Die dritte Möglichkeit, sich vor einer möglichen Zinsänderungen zu schützen besteht darin, das variable Darlehen in ein Darlehen mit längerer Zinsbindung umzuwandeln. Mittlerweile bieten immer mehr Kreditinstitute so genannte Flex-Darlehen an. Bei dieser Darlehensform hat der Darlehensnehmer jeder Zeit das Recht, den augenblicklichen Zinssatz für einen längeren Zeitraum festzuschreiben.
Im Bereich der Darlehen mit Zinsbindung existieren drei verschiedene Wege, sich vor dem Zinsänderungsrisiko zu schützen. Die erste Möglichkeit besteht darin, eine möglichst lange Zinsbindung zu wählen. Erstaunlicherweise entscheiden sich die Darlehensnehmer auch in Zeiten niedriger Zinsen für den Abschluss von Immobiliendarlehen mit kurzer Zinsbindung - und das nur, um in den Genuss eines geringfügigen Zinsvorteils zu gelangen. Doch gerade in solchen Fällen ist die Wahrscheinlichkeit, dass die Marktzinsen steigen werden und dem Darlehensnehmer nach Ablauf der Zinsbindung eine teure Anschlussfinanzierung ins Haus steht, enorm groß. Folglich ist es einfach nur sinnvoll, sich von Anfang an für eine möglichst lange Zinsbindung zu entscheiden.
Bei der zweiten Möglichkeit handelt es sich um die Vereinbarung eines hohen Tilgungssatzes. Gerade beim Abschluss von Darlehen mit kurzer Zinsbindung ist es empfehlenswert, hohe Tilgungssätze zu vereinbaren. Auf diese Weise kann sichergestellt werden, dass innerhalb des kurzen Zinsbindungszeitraumes ein großer Abtrag der Restschuld erfolgt. Eine geringe Restschuld hat automatisch zur Folge, dass sich die Folgen einer Zinserhöhung nicht so sehr bemerkbar machen.

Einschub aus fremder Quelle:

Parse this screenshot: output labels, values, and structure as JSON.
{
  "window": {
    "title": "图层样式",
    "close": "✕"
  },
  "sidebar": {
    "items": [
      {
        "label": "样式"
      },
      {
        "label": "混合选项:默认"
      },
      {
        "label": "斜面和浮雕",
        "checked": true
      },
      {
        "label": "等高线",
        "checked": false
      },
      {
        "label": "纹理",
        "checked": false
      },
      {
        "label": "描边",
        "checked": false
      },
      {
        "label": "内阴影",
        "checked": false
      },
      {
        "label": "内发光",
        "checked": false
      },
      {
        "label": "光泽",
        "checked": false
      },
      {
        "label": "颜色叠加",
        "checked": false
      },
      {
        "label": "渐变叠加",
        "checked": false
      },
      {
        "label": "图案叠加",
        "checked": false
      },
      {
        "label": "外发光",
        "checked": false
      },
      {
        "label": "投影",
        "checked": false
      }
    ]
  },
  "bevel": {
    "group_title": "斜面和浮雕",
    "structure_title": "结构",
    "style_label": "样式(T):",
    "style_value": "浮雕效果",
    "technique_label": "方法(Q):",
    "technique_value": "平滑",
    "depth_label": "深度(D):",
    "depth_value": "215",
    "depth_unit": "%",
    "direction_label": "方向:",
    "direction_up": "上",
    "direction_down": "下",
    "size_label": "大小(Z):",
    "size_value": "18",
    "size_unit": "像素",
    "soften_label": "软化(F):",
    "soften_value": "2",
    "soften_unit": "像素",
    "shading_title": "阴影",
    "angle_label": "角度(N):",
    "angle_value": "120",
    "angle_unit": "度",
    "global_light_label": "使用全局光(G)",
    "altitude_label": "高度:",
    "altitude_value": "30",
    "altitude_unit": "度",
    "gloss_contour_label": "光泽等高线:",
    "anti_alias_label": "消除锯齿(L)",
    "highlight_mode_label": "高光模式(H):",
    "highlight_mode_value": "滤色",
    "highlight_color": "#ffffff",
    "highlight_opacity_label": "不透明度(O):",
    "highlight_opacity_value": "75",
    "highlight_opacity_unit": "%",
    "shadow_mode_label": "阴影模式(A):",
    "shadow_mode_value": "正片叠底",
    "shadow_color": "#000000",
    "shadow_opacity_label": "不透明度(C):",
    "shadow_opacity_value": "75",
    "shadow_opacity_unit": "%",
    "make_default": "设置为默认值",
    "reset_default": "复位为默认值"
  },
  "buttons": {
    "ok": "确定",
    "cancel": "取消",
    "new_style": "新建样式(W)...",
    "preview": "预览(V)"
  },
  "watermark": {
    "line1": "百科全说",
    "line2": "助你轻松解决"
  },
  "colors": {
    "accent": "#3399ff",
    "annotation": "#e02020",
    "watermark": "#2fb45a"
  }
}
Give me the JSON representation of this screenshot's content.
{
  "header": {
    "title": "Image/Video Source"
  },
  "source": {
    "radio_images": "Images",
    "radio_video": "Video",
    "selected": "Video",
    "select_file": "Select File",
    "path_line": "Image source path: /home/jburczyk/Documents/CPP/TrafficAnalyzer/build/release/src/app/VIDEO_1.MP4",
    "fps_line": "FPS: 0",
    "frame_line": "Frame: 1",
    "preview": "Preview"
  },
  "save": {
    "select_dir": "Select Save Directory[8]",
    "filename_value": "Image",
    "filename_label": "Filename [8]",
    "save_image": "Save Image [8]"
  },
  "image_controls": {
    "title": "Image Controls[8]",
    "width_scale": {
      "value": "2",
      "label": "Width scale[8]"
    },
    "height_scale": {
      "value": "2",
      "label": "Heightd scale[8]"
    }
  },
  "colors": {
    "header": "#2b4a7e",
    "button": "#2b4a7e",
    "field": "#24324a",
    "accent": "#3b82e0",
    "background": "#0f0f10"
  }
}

Die dritte und letzte Möglichkeit der Absicherung gegen einen Zinsanstieg besteht darin, schon frühzeitig ein Forwarddarlehen abzuschließen. Mit Hilfe dieser Darlehensart ist es möglich, den Zinssatz für die spätere Anschlussfinanzierung bereits zu einem frühen Zeitpunkt zu sichern. In Abhängigkeit vom jeweiligen Kreditinstitut kann ein Forwarddarlehen bis zu vier Jahre vor dem eigentlichen Umschuldungstermin abgeschlossen werden. Diese Variante bietet sich vor allem an, wenn die Marktzinsen seit dem Abschluss des Darlehens fortan steigen und ein Ende des Anstiegs nicht in Sicht ist. Somit lässt sich zumindest ein Teil des bevorstehenden Zinsanstiegs abfangen.